I can honestly say that I hit an all time best last night. 6.5# prime rib, 250 until internal hit 120 than let rest until I got the temp to 500. Seared for about ten minutes. Best piece of meat I have ever had.
Bluffton, SC LBGE, SBGE, Thermapen


  • henapplehenapple Posts: 15,574
    Congratulations. ..looks good.
    Green egg, dead animal and alcohol. The "Boro".. TN 
  • You seared it 10 minutes?

    Little Rock, AR

  • About 2 minutes on all sides. Maybe not quite that long.
    Bluffton, SC LBGE, SBGE, Thermapen
  • Wow that looks delish! 

    I'm getting very inspired by all these prime rib cooks for Christmas...On my to-do list.
    LBGE 4/2012, MBGE 6/2012 & Mini 11/2013
    Rome, GA
  • jscarfojscarfo Posts: 405
    Mmmm it's the best on the egg
  • CookinbobCookinbob Posts: 1,657
    Did you sear direct or indirect? Mine goes on at 3:00
    XLBGE, Small BGE, Homebrew and Guitars
    Rochester, NY
  • NibbleMeThisNibbleMeThis Posts: 2,275
    edited December 2013
    I usually only sear mine for about 30 seconds or so, just enough to get color. 

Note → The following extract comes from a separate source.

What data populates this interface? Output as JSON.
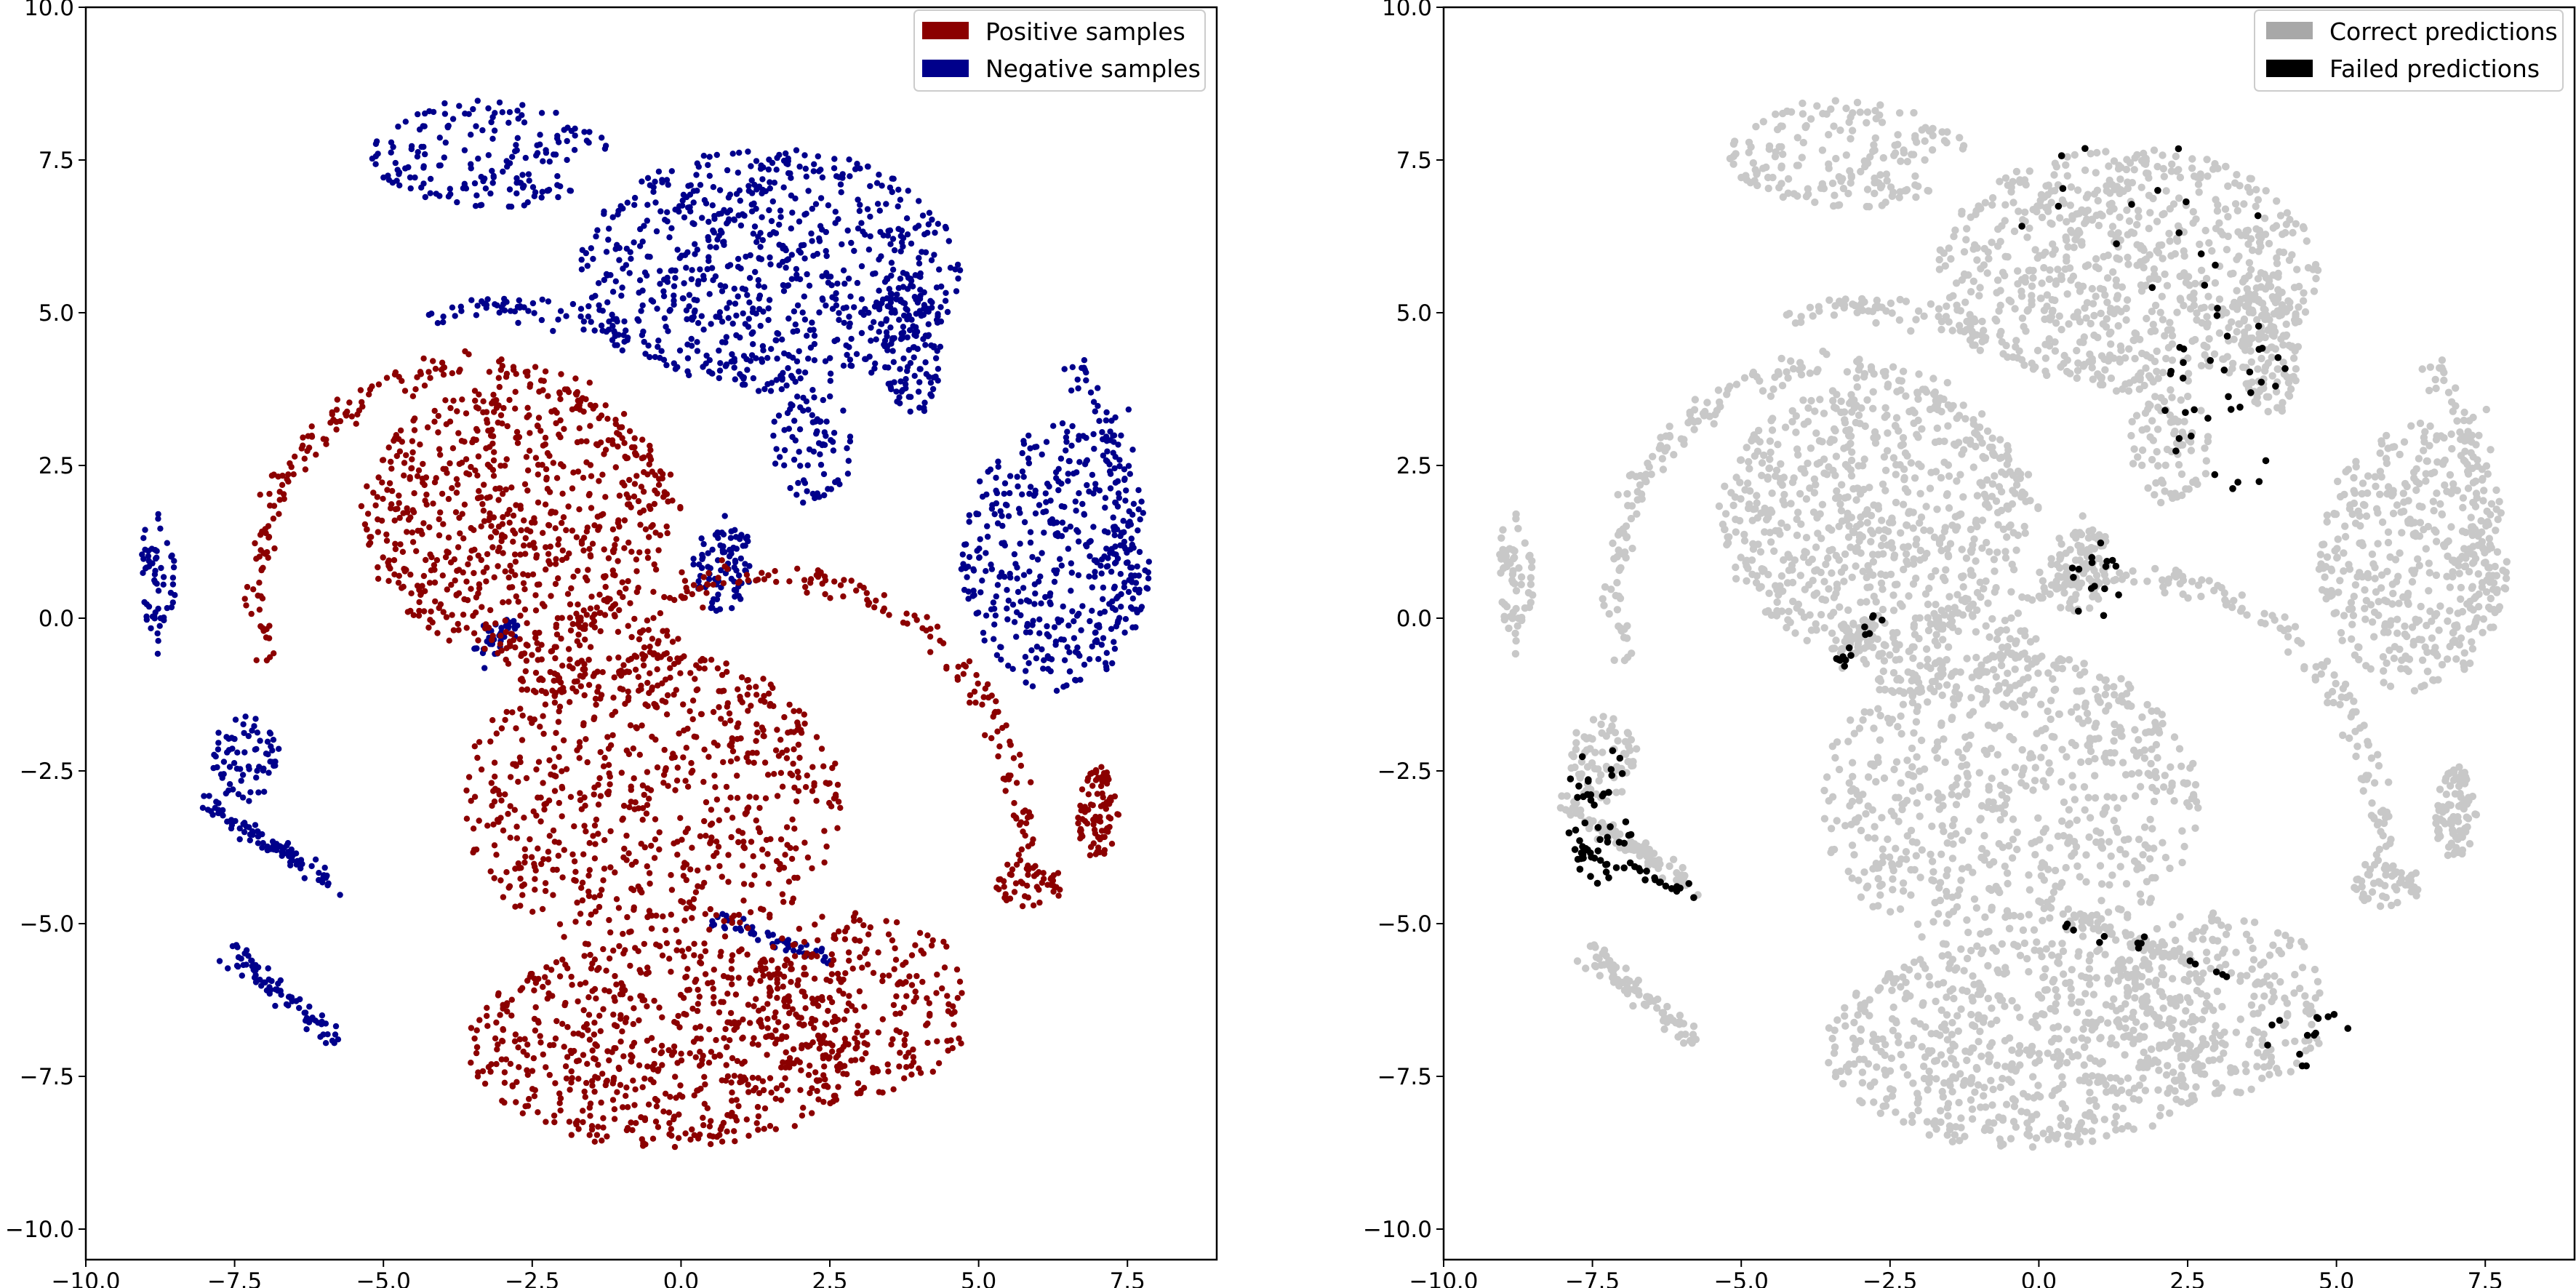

    At that point though, it smells so good and looks so great it probably SEEMS like 10 minutes
    Knoxville, TN
    Nibble Me This
  • I didn't time the sear, but it seemed to be about 2 minutes. Could have been a less. As Nibble said, it smelled so good that I could have gotten lost in the moment. Did it for color and a little crust. It was a direct sear.
    Bluffton, SC LBGE, SBGE, Thermapen
  • I also added some hickory smoke to the indirect cook.
    Bluffton, SC LBGE, SBGE, Thermapen
  • yzziyzzi Posts: 1,793
    Looks great. I did the exact same thing christmas eve, and I'm digging into the last of the spoils right now for lunch. This may sound crazy, but my favorite part of prime rib is loading each piece up with horseradish creme sauce. This year I used greek yogurt instead of sour cream and will definitely be going that from now on.